Musiki ile de ilgilendi. Çeşitli besteleri vardır. Şiirlerinde, Basrî, Hüznî, Serserî, Aşık Hasan ad ve mahlaslarını kullandı. Ömrünün son yıllarını dini, ilmi ve edebi araştırmalara verdi. 1964 (H. 1384) yılında Balıkesir’de vefat etti.

ESERLERİ:
1-Mektepli Yavrularıma:
Kurtuluş Savaşından sonra Balıkesir’e dönünce yöneticiliğini üstlendiği “Şehit Çocukları Yuvası” öğrencileri için hazırlanmıştır. Vatan, millet, istiklâl kavramlarını işleyen okul piyesleri şeklindedir. 1922 yılında iki kitaplık bir seri olarak yayınlanmıştır.

2-Müslümanlıkta Himâye-i Etfâl:
Çocukları korumanın, onları yetiştirip topluma faydalı olmalarını sağlamanın, dini ve sosyal açıdan önemine dairdir. “Himâye-i Etfâl” (Çocuk Esirgeme Kurumu Genel Merkezi)’nin emri üzerine hazırlanmıştır. 1922 Ankara tarihlidir.

3-Ülkü Edebiyatı:
Ondokuzuncu asırda ortaya çıkan, İkinci Meşrutiyeti takip eden yıllarda kimi sanat çevrelerinde ve aydın kesimlerde geniş yankılar uyandıran, dahası pek çok genç sanatçının ilgisini çeken “Sanat sanat içindir” felsefesinin eleştirisi konusundadır. Her türlü sanatın toplum için olduğu tezini savunur. Edebi sanatları olabildiğince ustalıkla kullanarak şiirler yazan genç bir şairle karşılıklı konuşma ve tartışma şeklinde kaleme alınmıştır. 1939’da Balıkesir’de basılmıştır.

4-Fıkh-ı Ekber Tercümesi:
İmâm’ı Âzam Ebu Hanife’ye nispet edilen el-Fıkhu’l-Ekber isimli risalenin Türkçe çevirisidir. Diyanet İşleri Başkanlığı’nın isteği üzerine hazırlanmış, küçük bir kitapçık şeklinde birkaç kez basılmıştır. İkinci baskısı Ankara’da 1982 tarihlidir.

5-Zekâ Demetleri:
Kendi deyişiyle “Âlim bir papazın çeşitli bahislere, ilâhiyata, latîfelere, garîp olaylara (ğarâ’ib) ve diğer bazı konulardaki görüşlerine dair” Mecâni’l-Edep isimli derlemeden seçilmiş bazı fıkra, latife ve vecizelerin tercümesidir. Son kısma bir kısım Türkçe fıkralar eklenmiştir. Baştan sona edebî bir eser niteliğindedir. Basıldığı yıl göz önüne alındığında, lise Edebiyat Öğretmenliği sırasında hazırlandığı söylenebilir. İçeriği dikkate alındığında ise öğrencilere Şark-İslâm kültürünün edebi verilerinden örnekler sunmak ve onlara kompozisyon derslerinde işleyecekleri konular vermek gayesiyle hazırlandığını söylemek mümkündür. İlk olarak 1939’da Balıkesir’de, ikinci olarak 1964’te İstanbul’da basılmıştır.

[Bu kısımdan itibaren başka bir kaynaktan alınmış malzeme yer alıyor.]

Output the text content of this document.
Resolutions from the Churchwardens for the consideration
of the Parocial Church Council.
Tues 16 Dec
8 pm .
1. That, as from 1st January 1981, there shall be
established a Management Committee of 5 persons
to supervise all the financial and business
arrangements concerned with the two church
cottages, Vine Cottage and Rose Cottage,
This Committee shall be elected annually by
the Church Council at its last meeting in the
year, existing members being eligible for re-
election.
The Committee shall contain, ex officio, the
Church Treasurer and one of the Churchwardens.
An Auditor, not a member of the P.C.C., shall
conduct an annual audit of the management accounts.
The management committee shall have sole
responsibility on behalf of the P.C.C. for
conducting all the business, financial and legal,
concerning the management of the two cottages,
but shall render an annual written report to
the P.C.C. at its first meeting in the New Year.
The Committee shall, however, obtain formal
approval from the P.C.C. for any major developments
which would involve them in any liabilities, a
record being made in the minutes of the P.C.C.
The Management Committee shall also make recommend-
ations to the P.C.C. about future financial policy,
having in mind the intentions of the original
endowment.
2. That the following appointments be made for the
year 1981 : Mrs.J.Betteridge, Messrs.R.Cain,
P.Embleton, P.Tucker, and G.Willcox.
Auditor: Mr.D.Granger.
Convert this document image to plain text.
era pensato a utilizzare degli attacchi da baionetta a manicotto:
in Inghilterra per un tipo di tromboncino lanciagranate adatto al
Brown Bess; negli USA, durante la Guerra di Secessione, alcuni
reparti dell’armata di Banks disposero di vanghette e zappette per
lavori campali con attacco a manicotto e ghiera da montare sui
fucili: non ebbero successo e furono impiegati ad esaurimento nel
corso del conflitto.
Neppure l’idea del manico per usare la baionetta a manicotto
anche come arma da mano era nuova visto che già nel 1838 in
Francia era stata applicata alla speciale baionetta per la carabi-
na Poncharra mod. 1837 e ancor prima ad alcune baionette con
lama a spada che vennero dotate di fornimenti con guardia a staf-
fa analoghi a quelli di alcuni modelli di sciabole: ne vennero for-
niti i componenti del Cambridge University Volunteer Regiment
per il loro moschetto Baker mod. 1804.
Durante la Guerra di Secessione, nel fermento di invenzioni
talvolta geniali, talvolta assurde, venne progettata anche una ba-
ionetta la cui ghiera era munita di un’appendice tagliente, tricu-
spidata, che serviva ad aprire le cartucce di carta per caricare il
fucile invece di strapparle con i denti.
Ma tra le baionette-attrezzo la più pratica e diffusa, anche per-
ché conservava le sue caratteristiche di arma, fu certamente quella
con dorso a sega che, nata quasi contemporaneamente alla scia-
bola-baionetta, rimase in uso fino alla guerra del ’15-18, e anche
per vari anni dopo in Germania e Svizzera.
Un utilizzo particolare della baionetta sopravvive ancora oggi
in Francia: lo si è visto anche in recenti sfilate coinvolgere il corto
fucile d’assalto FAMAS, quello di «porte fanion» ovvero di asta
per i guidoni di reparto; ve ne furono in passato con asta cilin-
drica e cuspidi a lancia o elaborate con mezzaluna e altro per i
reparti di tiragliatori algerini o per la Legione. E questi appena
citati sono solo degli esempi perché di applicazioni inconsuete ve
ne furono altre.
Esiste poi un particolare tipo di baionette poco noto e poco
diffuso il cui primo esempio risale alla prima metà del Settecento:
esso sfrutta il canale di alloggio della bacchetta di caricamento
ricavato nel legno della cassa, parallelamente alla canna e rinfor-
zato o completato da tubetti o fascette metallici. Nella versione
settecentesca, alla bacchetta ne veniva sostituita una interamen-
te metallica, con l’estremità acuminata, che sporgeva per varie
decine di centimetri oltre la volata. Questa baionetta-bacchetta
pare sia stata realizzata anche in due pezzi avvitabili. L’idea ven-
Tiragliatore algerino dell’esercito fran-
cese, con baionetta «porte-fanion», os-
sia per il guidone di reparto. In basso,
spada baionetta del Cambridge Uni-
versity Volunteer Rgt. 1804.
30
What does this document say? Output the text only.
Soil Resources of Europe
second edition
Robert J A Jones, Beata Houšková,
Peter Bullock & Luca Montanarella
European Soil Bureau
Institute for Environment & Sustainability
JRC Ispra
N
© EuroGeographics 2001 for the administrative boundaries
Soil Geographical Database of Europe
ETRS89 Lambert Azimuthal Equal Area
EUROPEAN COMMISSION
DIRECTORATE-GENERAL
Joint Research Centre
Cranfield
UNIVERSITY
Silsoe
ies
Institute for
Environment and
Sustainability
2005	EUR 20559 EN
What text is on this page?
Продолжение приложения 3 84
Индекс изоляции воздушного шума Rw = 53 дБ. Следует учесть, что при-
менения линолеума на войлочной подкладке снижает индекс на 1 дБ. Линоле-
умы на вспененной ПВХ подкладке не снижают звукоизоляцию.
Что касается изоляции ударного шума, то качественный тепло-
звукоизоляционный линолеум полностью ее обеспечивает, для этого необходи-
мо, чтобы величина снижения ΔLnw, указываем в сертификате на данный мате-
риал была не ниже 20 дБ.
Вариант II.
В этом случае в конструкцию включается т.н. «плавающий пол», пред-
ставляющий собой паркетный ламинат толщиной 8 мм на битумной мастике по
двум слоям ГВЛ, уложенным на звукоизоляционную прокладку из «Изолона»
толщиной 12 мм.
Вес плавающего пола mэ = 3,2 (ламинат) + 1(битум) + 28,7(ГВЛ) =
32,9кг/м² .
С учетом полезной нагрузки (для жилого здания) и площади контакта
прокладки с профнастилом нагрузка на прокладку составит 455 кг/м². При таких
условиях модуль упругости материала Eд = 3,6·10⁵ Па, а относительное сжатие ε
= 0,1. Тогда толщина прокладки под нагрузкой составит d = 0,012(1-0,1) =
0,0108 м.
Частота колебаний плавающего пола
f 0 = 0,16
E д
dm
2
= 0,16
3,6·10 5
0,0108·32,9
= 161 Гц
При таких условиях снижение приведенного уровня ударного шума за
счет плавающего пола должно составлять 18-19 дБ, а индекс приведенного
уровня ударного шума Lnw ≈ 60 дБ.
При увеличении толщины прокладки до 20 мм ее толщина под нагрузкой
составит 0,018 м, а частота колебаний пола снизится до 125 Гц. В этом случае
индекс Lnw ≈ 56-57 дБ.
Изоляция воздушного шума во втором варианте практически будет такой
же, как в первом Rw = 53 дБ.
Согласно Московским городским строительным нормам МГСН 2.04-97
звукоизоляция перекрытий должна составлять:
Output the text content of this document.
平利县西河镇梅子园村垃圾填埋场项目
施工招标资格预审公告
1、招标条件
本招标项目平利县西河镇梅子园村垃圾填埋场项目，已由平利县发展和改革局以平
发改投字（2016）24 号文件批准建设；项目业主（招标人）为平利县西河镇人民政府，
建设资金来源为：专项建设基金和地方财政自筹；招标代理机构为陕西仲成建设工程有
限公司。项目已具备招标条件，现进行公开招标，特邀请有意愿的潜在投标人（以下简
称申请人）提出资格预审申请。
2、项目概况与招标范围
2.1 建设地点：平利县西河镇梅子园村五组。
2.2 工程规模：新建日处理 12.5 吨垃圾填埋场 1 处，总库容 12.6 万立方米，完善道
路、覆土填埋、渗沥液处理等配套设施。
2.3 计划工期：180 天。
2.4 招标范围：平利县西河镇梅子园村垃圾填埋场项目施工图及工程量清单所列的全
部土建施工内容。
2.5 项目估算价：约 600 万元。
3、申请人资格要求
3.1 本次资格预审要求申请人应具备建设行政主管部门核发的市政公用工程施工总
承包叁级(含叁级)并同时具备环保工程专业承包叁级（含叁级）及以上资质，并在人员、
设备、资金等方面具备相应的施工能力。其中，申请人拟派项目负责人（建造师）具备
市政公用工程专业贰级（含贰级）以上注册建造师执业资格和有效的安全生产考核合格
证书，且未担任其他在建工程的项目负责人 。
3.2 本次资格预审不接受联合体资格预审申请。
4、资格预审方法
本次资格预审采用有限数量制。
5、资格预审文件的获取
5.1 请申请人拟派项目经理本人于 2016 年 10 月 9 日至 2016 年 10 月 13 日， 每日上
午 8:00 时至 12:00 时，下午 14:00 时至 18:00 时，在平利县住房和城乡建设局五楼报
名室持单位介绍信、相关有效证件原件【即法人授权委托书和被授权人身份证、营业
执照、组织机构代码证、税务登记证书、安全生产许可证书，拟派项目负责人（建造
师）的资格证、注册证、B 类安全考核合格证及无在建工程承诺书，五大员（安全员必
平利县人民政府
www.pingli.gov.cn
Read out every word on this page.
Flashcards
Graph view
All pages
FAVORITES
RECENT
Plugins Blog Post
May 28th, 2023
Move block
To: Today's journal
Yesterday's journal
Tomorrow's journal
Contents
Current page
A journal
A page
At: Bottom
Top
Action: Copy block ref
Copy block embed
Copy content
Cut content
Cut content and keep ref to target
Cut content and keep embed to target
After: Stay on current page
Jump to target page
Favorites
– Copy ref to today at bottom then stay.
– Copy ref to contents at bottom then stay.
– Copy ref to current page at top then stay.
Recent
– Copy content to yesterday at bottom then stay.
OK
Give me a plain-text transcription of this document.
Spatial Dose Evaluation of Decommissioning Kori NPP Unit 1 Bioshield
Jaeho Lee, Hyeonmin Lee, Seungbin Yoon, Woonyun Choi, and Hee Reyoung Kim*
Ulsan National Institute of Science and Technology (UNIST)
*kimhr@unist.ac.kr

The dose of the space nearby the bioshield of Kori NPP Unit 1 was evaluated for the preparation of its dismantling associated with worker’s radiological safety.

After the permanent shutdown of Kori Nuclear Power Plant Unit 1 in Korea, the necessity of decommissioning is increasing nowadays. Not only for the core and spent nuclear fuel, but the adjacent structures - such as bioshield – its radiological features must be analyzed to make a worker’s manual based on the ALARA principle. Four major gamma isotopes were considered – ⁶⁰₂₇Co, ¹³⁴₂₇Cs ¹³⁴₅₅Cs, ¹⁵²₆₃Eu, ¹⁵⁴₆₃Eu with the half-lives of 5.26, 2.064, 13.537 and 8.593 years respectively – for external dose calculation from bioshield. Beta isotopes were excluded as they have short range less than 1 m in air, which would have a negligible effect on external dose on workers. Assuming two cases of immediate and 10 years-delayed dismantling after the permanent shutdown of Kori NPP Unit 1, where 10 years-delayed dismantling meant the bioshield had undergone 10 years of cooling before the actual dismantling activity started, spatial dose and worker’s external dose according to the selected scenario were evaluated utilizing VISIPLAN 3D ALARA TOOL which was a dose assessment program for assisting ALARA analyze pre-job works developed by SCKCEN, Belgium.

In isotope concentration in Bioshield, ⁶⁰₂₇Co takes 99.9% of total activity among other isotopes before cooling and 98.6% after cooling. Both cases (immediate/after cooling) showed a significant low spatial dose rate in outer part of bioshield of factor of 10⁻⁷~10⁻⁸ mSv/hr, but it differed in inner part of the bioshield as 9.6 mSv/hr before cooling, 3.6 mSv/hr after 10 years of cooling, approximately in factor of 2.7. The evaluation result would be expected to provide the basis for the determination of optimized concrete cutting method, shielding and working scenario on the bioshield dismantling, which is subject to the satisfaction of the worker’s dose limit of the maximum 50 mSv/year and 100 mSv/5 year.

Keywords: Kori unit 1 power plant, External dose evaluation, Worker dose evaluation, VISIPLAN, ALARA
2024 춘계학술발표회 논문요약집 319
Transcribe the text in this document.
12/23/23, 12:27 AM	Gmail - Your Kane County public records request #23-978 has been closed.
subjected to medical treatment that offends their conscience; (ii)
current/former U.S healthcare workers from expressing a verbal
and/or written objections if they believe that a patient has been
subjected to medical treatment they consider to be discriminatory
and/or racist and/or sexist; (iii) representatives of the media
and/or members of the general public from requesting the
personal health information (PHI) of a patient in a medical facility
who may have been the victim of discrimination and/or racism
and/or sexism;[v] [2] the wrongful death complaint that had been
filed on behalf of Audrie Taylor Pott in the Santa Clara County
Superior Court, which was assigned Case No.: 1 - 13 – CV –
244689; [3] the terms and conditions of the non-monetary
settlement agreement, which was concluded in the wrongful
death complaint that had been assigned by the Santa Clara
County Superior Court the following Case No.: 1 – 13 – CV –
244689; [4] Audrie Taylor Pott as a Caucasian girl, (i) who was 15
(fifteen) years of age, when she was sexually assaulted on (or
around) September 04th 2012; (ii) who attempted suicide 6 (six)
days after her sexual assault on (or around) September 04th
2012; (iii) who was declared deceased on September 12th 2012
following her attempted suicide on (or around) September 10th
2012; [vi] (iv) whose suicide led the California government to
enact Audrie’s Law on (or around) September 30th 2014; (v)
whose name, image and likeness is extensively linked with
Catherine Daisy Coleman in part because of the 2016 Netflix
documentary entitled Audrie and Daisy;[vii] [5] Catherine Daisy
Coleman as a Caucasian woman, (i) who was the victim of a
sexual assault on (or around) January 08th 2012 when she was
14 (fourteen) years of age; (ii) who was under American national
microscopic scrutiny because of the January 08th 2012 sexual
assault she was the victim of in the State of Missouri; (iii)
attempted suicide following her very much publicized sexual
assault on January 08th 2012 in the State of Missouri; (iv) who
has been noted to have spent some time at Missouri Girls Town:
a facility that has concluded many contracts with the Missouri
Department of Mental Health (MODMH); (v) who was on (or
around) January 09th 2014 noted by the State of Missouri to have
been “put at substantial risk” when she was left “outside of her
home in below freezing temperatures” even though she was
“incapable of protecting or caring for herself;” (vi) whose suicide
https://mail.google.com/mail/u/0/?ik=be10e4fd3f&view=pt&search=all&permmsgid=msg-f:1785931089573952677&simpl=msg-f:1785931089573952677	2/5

6-Kara Günler ve İbret Levhaları:
Balıkesir’de yayınlanan Türk Dili Gazetesi’nde 18–27 Ocak 1939 tarihleri arasında neşredilmiş kaçaklık günlerine ait hatıralarıdır. Ses Gazetesinde yazdığı bazı yazılarla birlikte 1964’de İstanbul’da yayınlanmıştır.

7-The Straight Path of Islam:
Amerikalı ilahiyatçı Kenneth Morgan’ın yaşayan dünya dinleri konusundaki aynı isimde eserinin, İslâm dinine ayrılmış kısmıdır. Kenneth Morgan, yeryüzünde taraftarı bulunan dinlerin, her birini o dine inanan bir âlimin yazdığı yazıyla anlatmıştır. İslamiyete ayrılan kısım, Hasan Basri Çantay’ın kaleminden çıkmıştır. İngilizceye çevrilerek Amerika’da yayınlanmıştır.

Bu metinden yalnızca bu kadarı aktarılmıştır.